Into the Rabbit Hull: From Task-Relevant Concepts in DINO to Minkowski Geometry
Abstract
DINOv2 sees the world well enough to guide robots and segment images, but we still do not know what it sees. We conduct the first comprehensive analysis of DINOv2’s representational structure using overcomplete dictionary learning, extracting over 32,000 visual concepts in what constitutes the largest interpretability demonstration for any vision foundation model to date. This method provides the backbone of our study, which unfolds in three parts.
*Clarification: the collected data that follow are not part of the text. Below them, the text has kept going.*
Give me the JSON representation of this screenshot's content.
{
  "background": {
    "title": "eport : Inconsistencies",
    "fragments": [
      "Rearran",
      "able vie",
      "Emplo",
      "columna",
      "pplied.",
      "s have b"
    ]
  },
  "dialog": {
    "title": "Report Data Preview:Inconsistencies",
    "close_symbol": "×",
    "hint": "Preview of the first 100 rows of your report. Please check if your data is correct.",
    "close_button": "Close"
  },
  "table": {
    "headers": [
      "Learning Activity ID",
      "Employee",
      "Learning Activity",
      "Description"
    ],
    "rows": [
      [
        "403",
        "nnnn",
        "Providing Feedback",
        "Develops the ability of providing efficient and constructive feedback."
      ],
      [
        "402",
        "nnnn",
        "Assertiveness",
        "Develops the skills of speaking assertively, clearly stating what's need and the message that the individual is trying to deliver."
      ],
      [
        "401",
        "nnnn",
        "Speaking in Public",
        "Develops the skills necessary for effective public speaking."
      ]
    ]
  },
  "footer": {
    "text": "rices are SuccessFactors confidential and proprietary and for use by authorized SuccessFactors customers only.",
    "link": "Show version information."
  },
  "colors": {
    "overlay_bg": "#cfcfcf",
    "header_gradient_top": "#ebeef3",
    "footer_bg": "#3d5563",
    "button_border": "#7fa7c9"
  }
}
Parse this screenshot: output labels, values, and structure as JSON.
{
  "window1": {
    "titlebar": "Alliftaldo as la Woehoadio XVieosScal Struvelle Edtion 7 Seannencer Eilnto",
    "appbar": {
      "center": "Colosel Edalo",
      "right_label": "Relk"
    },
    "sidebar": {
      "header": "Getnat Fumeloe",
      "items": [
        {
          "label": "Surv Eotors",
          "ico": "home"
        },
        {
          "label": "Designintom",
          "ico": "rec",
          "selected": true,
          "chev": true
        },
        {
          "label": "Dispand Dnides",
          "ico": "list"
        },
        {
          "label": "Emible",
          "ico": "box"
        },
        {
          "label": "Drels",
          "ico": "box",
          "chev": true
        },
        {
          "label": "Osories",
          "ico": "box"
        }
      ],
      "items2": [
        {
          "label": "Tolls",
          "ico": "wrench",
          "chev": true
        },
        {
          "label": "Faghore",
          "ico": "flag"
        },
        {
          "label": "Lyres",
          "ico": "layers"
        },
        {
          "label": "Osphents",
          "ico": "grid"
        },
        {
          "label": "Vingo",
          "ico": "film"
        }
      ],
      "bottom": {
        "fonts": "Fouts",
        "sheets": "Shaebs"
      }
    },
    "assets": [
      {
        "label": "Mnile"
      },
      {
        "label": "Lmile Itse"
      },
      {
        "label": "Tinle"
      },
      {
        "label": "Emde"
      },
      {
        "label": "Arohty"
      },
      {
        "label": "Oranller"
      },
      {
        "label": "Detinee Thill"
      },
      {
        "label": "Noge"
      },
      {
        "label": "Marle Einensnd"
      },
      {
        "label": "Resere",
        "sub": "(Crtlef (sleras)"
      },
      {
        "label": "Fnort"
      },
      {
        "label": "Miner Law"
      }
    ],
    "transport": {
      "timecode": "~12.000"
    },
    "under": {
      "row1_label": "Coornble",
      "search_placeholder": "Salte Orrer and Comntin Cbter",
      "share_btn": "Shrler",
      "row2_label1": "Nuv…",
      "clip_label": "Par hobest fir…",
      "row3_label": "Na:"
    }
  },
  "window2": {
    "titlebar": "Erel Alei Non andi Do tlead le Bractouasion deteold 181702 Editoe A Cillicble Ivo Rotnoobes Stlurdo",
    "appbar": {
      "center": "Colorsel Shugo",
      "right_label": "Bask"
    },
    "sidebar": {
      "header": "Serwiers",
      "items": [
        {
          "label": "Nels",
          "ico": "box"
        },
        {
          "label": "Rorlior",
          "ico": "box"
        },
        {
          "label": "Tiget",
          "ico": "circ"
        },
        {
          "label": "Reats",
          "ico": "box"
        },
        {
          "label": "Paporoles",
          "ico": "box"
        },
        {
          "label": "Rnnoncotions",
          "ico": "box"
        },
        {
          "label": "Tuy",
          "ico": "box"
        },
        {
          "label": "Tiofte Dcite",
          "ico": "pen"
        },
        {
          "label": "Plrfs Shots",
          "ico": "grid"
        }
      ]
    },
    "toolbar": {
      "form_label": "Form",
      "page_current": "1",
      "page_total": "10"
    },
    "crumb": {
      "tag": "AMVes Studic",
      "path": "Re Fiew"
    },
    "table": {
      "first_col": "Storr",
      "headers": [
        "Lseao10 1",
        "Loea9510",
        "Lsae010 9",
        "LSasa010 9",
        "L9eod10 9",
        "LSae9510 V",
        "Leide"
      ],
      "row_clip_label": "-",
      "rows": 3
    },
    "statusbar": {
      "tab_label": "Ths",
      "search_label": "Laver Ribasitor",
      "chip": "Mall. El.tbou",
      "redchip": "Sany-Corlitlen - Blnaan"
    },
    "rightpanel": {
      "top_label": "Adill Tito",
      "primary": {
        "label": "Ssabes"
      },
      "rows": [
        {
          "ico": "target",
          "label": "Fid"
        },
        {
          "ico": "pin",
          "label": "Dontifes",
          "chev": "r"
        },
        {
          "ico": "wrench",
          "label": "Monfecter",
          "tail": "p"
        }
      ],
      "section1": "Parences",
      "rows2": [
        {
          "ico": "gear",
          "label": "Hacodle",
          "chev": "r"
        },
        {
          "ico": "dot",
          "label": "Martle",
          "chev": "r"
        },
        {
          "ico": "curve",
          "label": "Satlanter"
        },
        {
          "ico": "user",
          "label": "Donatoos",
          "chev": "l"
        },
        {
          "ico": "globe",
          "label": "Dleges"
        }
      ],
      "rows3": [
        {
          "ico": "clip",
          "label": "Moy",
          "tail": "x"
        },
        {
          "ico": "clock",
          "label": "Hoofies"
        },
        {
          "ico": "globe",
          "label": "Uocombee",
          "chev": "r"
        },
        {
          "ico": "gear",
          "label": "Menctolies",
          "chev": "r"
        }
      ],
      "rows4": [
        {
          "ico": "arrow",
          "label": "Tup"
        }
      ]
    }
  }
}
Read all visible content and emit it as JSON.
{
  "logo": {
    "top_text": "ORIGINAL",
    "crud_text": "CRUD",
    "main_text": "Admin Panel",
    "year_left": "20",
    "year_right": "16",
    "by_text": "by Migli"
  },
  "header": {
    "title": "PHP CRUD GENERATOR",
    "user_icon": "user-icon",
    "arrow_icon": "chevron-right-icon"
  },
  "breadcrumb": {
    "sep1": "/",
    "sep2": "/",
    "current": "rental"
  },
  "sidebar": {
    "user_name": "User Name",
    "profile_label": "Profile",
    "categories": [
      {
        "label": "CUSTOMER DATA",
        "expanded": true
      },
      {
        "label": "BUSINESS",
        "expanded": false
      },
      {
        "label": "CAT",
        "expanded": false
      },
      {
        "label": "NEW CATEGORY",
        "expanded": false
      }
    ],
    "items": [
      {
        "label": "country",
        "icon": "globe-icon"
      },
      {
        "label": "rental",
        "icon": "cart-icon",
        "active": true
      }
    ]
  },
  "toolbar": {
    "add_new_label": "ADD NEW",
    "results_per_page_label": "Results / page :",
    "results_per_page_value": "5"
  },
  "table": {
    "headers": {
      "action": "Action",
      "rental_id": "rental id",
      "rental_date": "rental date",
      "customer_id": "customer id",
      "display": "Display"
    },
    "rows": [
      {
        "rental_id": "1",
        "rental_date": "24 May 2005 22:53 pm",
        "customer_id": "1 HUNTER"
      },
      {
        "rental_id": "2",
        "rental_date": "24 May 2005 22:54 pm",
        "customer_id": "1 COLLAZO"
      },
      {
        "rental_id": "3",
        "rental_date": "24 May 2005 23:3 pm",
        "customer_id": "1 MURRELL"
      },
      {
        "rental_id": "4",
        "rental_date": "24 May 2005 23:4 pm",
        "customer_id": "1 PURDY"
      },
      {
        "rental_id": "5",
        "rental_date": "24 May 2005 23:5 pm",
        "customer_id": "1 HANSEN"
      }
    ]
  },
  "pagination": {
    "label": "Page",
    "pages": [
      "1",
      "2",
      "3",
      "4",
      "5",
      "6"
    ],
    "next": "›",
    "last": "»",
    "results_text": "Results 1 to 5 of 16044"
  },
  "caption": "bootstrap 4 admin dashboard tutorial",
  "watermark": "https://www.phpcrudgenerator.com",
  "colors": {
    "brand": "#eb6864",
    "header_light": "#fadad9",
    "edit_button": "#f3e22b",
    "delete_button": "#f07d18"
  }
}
In the first part, we analyze how different downstream tasks recruit concepts from our learned dictionary, revealing functional specialization: classification exploits “Elsewhere” concepts that fire everywhere except on target objects, implementing learned negations; segmentation relies exclusively on boundary detectors forming coherent subspaces; depth estimation draws on three distinct monocular cue families matching visual neuroscience principles. Turning to concept geometry and statistics, we find the learned dictionary deviates from ideal near-orthogonal (Grassmannian) structure, exhibiting higher coherence than random baselines. Concept atoms are not aligned with the neuron basis, confirming distributed encoding. We discover antipodal concept pairs that encode opposite semantics (e.g., “white shirt” vs “black shirt”), creating signed semantic axes. Separately, we identify concepts that activate exclusively on register tokens, revealing these encode global scene properties like motion blur and illumination. Across layers, positional information collapses toward a 2D sheet, yet within single images token geometry remains smooth and clustered even after position is removed, putting into question a purely sparse-coding view of representation. To resolve this paradox, we advance a different view: tokens are formed by combining convex mixtures of a few archetypes (e.g., a rabbit among animals, brown among colors, fluffy among textures). Multi-head attention directly implements this construction, with activations behaving like sums of convex regions. In this picture, concepts are expressed by proximity to landmarks and by regions—not by unbounded linear directions. We call this the Minkowski Representation Hypothesis (MRH), and we examine its empirical signals and consequences for how we study, steer, and interpret vision-transformer representations.